Orr believed there was a market for well-crafted images of wildlife, natural landscapes and other outdoor themes.

Mike Meyer and Orr soon co-founded Painted Sky Designs, creating a mutually beneficial partnership. Meyer and his wife, Renee, were both skilled artists. Orr, who later retired from the business, had retail experience that brought useful industry insight to the table.

“(The business) took off so fast,” Meyer said. “Before I knew it, that’s what I was doing full time.”

A new generation is making its mark.

Pins, Renee Meyer’s son, was in high school when Painted Sky Designs was founded. He majored in marketing and business at University of Dubuque, obtaining an education that prepared him for his role with the family business. Today, he is in charge of processing orders, making sure they are getting out on time, scheduling truck freight, forecasting sales and more.

Dietzel joined Painted Sky Designs a few months ago. She noted that her mother, Renee, recently stepped away from day-to-day operations at the business, creating a void that Dietzel is attempting to fill.

Prior to joining the family business, Dietzel served as the vice president of workforce solutions for Greater Dubuque Development Corp. She said that job gave her the courage to “take the leap” and join the family business.

“(At GDDC,) I was able to see inside the operations of so many businesses, to see how they function and what makes them effective,” Dietzel said. “For me, this was really an opportunity to work on the other side of the table.”


The family members’ chemistry is a key to moving the business forward.

Each new product begins with a brainstorming session, as the family members discuss what customers are looking for and how they can meet the need.

From there, Meyer draws the design. He often creates images of flora, birds and other wildlife, a focus that reflects his love for the outdoors. The company’s products also incorporate regional collections focused on the Western and Northwoods areas.

It’s a meticulous process, he explained.

“I will often draw five different designs (before determining a favorite),” he said. “I try to gather as much input and feedback as I can.”

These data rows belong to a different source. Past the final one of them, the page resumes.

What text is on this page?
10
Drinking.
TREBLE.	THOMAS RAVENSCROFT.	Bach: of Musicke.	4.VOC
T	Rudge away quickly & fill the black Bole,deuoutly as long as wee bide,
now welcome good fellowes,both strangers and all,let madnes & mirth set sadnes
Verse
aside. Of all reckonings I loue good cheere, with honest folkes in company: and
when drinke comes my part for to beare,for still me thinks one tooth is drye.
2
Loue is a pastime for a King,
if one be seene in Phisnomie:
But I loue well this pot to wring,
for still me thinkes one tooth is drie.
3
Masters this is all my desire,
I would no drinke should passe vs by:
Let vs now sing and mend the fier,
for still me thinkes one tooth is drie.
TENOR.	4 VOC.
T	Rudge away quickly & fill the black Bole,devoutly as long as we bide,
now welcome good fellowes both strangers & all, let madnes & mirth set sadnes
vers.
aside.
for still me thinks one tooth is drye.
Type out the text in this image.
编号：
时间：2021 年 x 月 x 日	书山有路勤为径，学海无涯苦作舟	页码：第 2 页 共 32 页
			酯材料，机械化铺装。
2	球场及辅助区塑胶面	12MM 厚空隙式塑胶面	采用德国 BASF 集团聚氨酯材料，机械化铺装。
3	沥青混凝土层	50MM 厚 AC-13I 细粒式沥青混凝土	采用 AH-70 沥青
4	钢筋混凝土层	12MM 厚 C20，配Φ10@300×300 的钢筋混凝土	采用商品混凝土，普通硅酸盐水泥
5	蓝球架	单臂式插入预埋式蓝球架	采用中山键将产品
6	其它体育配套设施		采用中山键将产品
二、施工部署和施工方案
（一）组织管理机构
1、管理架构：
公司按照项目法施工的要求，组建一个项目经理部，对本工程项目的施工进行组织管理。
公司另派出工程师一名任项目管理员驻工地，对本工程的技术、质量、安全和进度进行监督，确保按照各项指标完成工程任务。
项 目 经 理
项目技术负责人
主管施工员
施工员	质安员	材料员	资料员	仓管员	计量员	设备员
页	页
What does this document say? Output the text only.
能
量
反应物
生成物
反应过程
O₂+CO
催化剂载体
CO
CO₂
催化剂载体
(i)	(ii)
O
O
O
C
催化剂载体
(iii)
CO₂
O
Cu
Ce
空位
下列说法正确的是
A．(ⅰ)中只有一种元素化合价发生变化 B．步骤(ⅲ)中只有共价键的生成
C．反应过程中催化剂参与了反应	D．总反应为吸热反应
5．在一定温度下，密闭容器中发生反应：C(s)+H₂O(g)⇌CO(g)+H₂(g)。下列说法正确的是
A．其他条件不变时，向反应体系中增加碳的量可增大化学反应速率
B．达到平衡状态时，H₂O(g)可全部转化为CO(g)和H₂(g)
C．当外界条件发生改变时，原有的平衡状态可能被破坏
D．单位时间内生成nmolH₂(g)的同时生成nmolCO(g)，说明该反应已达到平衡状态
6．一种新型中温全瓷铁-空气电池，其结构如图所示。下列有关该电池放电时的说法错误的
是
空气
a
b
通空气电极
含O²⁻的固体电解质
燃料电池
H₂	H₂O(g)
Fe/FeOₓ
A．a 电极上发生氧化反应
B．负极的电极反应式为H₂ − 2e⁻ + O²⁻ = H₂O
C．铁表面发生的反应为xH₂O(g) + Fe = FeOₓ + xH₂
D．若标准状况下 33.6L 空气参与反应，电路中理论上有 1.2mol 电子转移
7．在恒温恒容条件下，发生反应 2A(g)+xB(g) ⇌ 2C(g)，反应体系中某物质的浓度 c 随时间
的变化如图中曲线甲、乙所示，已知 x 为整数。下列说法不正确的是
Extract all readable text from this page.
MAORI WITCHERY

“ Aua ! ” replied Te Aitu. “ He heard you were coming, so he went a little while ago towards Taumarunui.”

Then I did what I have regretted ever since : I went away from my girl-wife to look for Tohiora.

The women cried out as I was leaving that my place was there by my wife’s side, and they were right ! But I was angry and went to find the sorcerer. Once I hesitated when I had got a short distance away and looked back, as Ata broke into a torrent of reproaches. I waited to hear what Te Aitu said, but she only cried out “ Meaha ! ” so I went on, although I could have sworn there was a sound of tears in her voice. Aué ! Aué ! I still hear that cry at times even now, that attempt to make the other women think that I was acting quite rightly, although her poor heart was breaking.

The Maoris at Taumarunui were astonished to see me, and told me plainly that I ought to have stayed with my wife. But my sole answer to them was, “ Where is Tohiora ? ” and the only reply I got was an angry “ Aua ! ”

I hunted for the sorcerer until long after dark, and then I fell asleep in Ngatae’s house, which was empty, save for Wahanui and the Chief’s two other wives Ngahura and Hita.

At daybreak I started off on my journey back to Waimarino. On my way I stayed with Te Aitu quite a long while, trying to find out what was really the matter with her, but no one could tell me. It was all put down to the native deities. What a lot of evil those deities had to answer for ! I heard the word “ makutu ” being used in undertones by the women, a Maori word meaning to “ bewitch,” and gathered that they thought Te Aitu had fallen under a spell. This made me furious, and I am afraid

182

Using digital software, Meyer’s drawings are rendered onto a computer and sent to a manufacturing company that has partnered with Painted Sky Designs since its inception.

Artisans sculpt the image with clay, create a mold, then cast the design with iron or aluminum. The furniture then is sealed with a bronze coat.

Each step is carried out with strict attention to detail, according to Dietzel.

“We don’t sell the lowest-priced furniture, but we sell extremely high quality,” she said.

Painted Sky Designs partners with Peosta Warehousing, an arrangement that allows it to store large volumes of furniture and distribute to clients in a timely fashion.

A pair of other local retail partners also are giving the company a boost. Painted Sky products can be purchased at Wagner Nursery in Asbury, Iowa, All Seasons Heating and Cooling in Dubuque, and Aspen Ridge Home and Garden, Mineral Point, Wis.

The company also will diversify its products. It recently obtained the necessary licenses to create furniture products bearing the University of Iowa, Iowa State University, Nebraska University and University of Texas logos. It is looking into obtaining similar permissions for other universities.

With changes coming quickly, the business’ leaders take comfort in the close, familial ties at its foundation.

“If there is any kind of issue, we are able to work through it,” Pins said. “Our meetings are usually around a kitchen or dining room table.”

Dietzel, Pins, Mike Meyer and Renee Meyer make up the business’ staff.

Mike Meyer said he doesn’t plan to retire from the family business any time soon, an important factor given the essential role that his artwork plays.

He views his work as a passion and an outlet for creativity, rather than a way to pay the bills.

“This isn’t work,” he said. “It’s something I absolutely love to do.”